The wording of a motion to be debated in the Dáil tomorrow was agreed after a meeting this afternoon between the chief whips of the main parties.
The motion will "deplore" Lawlor’s failure to co-operate with the Flood Tribunal and will state that his position as a TD is "untennable".
Fianna Fáil had last night sought for the Dáil motion passed last year calling for Lawlor to comply with Flood tribunal within a "reasonable time" or else resign voluntarily, to be restated.
However, all the parties now agree that Lawlor’s time is up and that he must now resign his seat.
TDs cannot force Lawlor to resign and is unlikely to heed the calls after sending a letter to TDs yesterday asking them not to debate his position in his absence.
Fianna Fáil chief whip Mr Seamus Brennan suggested there may be a legal problem in debating the motion without Lawlor being present but this was dismissed by Labour’s Mr Emmet Stagg who said the party had taken legal advice on the matter and were satisfied nothing stood in the way of debating the motion.

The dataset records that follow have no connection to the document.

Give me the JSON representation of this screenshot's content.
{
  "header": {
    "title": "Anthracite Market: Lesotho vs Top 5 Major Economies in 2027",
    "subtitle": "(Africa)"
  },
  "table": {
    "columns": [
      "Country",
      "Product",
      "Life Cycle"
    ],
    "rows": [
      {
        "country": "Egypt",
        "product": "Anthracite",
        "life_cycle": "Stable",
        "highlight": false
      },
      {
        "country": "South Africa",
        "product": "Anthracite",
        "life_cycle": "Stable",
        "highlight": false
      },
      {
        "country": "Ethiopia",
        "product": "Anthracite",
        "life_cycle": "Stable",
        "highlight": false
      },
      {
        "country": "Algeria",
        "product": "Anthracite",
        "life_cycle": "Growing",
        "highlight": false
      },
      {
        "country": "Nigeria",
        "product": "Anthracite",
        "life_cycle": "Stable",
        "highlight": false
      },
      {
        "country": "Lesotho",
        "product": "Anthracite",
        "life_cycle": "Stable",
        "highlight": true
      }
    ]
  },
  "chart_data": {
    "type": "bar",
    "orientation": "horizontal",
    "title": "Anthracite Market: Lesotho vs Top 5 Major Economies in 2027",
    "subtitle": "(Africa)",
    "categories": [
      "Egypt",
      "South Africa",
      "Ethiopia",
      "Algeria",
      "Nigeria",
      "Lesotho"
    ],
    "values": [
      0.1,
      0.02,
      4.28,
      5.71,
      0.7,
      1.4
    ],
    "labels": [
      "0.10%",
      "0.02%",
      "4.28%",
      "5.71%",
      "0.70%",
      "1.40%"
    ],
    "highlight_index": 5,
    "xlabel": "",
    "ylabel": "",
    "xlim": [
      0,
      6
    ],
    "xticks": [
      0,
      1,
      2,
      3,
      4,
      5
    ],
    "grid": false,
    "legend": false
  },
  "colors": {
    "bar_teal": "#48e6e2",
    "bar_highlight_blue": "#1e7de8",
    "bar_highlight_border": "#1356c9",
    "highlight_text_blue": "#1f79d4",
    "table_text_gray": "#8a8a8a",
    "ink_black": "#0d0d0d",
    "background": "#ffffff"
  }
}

Fine Gael leader Mr Michael Noonan sought to overcome any potential legal problems by calling for the Minister of Justice, Mr O’Donoghue, to make the necessary arrangements for Lawlor to be taken from Mountjoy and brought to the Dáil for the debate.
However, this will not now happen as all parties are now agreed there is no impedement to members passing a motion against a fellow TD despite his absence from the chamber.
"We have the right to pass a resolution on a member or any other matter because, as we said before, the Dáil has sovereignty," Mr Stagg told ireland.com.
He also said a code of conduct governing the activities of members outside the Dáil chamber would have overcome the confusion. He said his party had been promised the by the Government last year that such a code would be debated but that nothing has been done about it since.